More Power for Ybbs-Persenbeug
New rotors supplies more electricity from hydropower in Ybbs-Persenbeug
More Power for Ybbs-Persenbeug
In time for Christmas, Austria’s oldest Danube power plant is receiving the first of six new Kaplan impellers. In the coming years, VERBUND, Austria’s leading electricity company, is to invest a total of 144 million euro in increasing site efficiency. The modernisation secures the annual supply for an additional 22,000 households. At the end of the programme, the Ybbs-Persenbeug power plant is to supply more than 1.4 billion kilowatt hours of domestic CO2-free power. It therewith represents an important part of the base load supply in Austria.
Impressive new Kaplan turbine
Following modification of the 7th and most recent unit in the Ybbs-Persenbeug power plant, 2012 signalled the start of the modernisation and renovation programme. Within the scope of the programme, complete reconditioning was undertaken on the six older hydroelectric generating sets, which had already been employed for more than 400,000 hours of operation.
Following comprehensive preparations and assembly – counting among the most spectacular of the works was certainly the excavation of the imposing individual components, such as the rotor, stator and impeller hub – the replacement of the first "old" Kaplan turbine is now on the agenda. At present, the shiny new impeller, with its diameter of 7.4 metres, is being assembled and – quasi as a Christmas present for the power plant – being lifted into position even before the new year.

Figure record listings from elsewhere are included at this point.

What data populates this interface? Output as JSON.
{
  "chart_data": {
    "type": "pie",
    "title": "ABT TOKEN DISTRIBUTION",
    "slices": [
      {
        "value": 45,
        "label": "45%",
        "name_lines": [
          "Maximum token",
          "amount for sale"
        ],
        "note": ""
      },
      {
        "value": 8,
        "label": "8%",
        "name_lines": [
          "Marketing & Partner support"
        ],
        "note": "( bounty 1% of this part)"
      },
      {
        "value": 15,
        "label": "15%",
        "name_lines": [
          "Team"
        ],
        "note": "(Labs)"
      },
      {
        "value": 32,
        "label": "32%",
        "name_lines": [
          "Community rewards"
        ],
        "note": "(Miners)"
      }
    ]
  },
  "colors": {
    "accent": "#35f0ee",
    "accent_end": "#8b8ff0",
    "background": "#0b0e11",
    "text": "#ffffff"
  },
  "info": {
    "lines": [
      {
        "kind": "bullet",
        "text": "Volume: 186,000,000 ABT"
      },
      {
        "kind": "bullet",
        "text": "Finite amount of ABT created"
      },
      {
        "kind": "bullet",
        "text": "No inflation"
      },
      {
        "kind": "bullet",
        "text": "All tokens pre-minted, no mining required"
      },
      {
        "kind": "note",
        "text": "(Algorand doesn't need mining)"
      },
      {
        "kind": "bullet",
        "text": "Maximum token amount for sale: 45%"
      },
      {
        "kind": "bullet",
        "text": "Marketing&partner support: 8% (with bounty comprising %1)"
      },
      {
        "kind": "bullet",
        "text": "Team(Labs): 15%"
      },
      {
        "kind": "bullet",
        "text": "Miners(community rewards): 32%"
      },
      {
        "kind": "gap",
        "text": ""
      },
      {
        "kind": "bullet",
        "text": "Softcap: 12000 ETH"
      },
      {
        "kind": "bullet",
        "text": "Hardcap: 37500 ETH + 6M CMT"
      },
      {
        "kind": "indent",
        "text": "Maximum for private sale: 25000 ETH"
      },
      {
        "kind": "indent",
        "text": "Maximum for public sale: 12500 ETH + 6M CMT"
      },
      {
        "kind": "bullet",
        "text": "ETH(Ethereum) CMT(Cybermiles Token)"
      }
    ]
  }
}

144 million euro investment in domestic hydropower
"Amounting to144 million euro, this major measure not only serves for the modernisation of a Danube power plant that is important for Austria’s power supply, but it also enables us a considerable increase in efficiency - with additional productivity during economically difficult times. This corresponds to an average power plant on the Salzach or Mur. Furthermore, we are able to make a valuable economic contribution and to secure jobs in the region," explained Michael Amerer, commercial director at VERBUND Hydro Power GmbH. "Hydropower is currently the only form of renewable energy that must do without subsidies, but which is competing internationally with renewables such as wind and photovoltaics. Unfortunately, the current situation on the power market is not favourable to major new developments. We are therefore concentrating on increasing efficiency at existing sites. After Aschach, Ybbs-Persenbeug is the second Danube power plant that will be undergo a comprehensive optimisation," said Amerer.
6 % more production through sophisticated technology
"We are proud that, with Austrian engineering know-how and Austrian machinery suppliers, we have again been able to significantly exceed our already ambitious goal of site optimisation," explained Karl Heinz Gruber, technical director of VERBUND Hydro Power GmbH. "By means of a combination of regeneration of all machine components, all generators and transformers, in conjunction with the latest control technology, we are managing to achieve an added future power plant productivity of 77 million kilowatt hours. This represents a quarter more than originally planned. A 6 % increase in efficiency is already more than remarkable for the Danube power plant and makes a significant contribution to the achievement of targets in times of the energy turnaround," said Gruber.
A power plant with history
After the Second World War, Ybbs-Persenbeug counted among the prestige projects of the reconstruction in Austria. With a capacity of 236.5 megawatts, it is the fourth largest Danube power plant in Austria. With an annual production of 1.336 billion kilowatt hours, it avoids the emission of 1.1 million tonnes of CO2 every year. During the construction period between 1954 and 1959, the power plant was a popular destination for high-ranking foreign delegations.
Ybbs-Persenbeug today provides a popular spot for excursions on the Danube bike trail. During the years of reconstruction, visitors can have a safe look at the new turbines over the shoulders of the workers.